Henry James, 1843 – 1916 |
Elle va tomber violemment amoureuse d'une jeune fille, Verena Tarrant, qui, elle, est hétérosexuelle, ou du moins s'apprête à le devenir, dans la mesure où elle n'a pas encore été “effleurée par l'aile du désir”. C'est une nature généreuse, ouverte, qui ne demande qu'à se donner, mais ne sait pas encore trop à qui.
Et, là dessus, survient le jeune homme indispensable, celui à qui est dévolu le rôle du chien dans le jeu de quilles, non seulement parce qu'il va, en tombant amoureux de Verena, “révéler” la jeune fille à elle-même, mais en outre parce qu'il étale sans vergogne des opinions fâcheusement réactionnaires, ou au moins très conservatrices, en tout cas nettement antiféministes.

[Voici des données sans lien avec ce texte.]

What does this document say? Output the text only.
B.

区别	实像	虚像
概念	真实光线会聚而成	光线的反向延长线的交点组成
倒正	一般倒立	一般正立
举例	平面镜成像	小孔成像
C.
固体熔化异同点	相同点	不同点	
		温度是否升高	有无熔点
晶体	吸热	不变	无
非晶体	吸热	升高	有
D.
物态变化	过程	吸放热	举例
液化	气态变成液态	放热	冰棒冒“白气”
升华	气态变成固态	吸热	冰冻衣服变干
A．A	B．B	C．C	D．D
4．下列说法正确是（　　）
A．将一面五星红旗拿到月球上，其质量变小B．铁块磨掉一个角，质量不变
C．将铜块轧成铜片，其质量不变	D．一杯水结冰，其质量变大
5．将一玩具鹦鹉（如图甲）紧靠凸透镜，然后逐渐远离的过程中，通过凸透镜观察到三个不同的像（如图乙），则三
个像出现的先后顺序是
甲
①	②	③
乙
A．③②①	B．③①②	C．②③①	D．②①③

Où le talent de Henry James se montre prodigieux, c'est que lui-même, lui l'auteur, se comporte comme s'il ignorait absolument tout de l'homosexualité inexprimée d'Olive Chancellor et qu'il prenait pour argent comptant son dévouement à la cause des femmes, son “ardente amitié” pour Verena Tarrant, etc. Si bien que le lecteur, fort satisfait de cet état de choses qui l'élève à ses propres yeux, a vite l'impression étrange, étrange mais délicieuse, d'être le seul à se rendre compte de quoi il retourne exactement, le seul à discerner le mufle du désir, d'autant plus agissant sur les personnages qu'il reste tapi dans une inquiétante pénombre : c'est presque le monstre sur le seuil de Lovecraft.